Dopo un attimo di incredulità, sono stato costretto a prendere atto di questa sconcertante iniziativa del venerando Salone Internazionale del Libro di Torino, che con piglio cattedratico ha pensato bene di stilare una classifica di must letterari. Con questa divertente premessa:
"Sono i totem. I must, i testi fondativi su cui l’Italia si è formata e si è lacerata, ora si è unita ora si è divisa. I 15 SuperLibri non sono necessariamente capolavori di bello scrivere. Sono i libri che, al loro apparire, hanno però rappresentato un punto fermo, una svolta, un cambio di passo. Libri che hanno impresso un modo diverso di vedere le cose e hanno trasformato la rappresentazione del nostro Paese agli occhi di sé stesso e del mondo."
Molto italiano, niente da dire. La mania delle classifiche, la gioia di confronti assurdi e filologicamente scorretti, e l'imprimatur di qualche professorone che certifica il tutto e tanto ci basta. In un paese ricco di attestati ma povero di cultura è normale che ci si accontenti della parola di un detentore di cattedra. Le scelte sconcertanti sono molte. La prima è la più ovvia: pretendere di riassumere in una volgare classifica umori e correnti di un secolo e mezzo è comico prima ancora che allucinante. Poi, una volta assorbito il colpo, ci si può dilettare nella lettura della lista: spicca Don Camillo insieme a Montale e Moravia; Primo Levi insieme a Collodi, ma soprattutto risalta un nome, quello di Roberto Saviano. Sì, lui. Inserito a chiusura di lista con il suo Gomorra. Siamo oltre lo scandalo, siamo oltre il pubblico affronto, siamo nel territorio del comico involontario. Come lettore, come italiano, sono offeso: questa accozzaglia, in cui si sporcano nomi di altissima levatura accomunandoli a chiunque, è rappresentativa di un bel niente. E' un esercizio, sporco e pericoloso. E' come maneggiare una pistola carica scambiandola per un giocattolo. Per questo nobile consesso di cattedratici non esistono gli anni sessanta e settanta, cancellati. Landolfi, Manganelli, Morante non esistono. Campana, Marino Moretti, Gozzano sono allegramente rimossi.

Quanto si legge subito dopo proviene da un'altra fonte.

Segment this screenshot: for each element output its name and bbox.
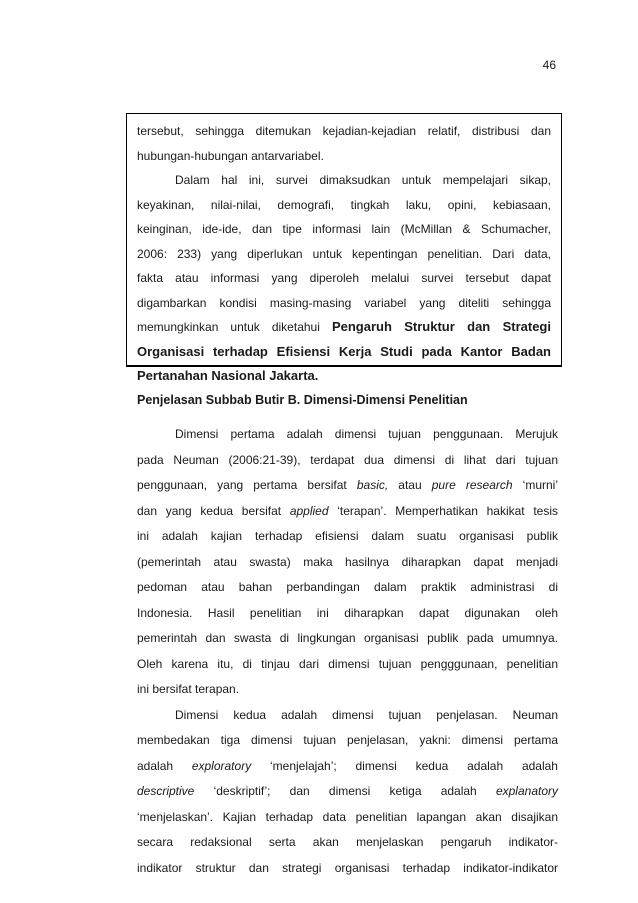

Il nome della rosa scalza i Sillabari di Parise. Da una congrega che, come da introduzione, si accredita di una qualche scientificità, non è accettabile sentirsi ripetere la solfa del gusto: ci vuole l'onere della prova. Di qualche stupida prova, perché a far scadere la letteratura italiana al rango di bagarre sono questi signori, non i lettori. C'è Roberto Saviano, che nemmeno penso sia uno scrittore. E non c'è Quasimodo, tanto per dirne uno. Bruciamo le classifiche. Leggiamo, leggiamo e basta e al diavolo tutto il resto.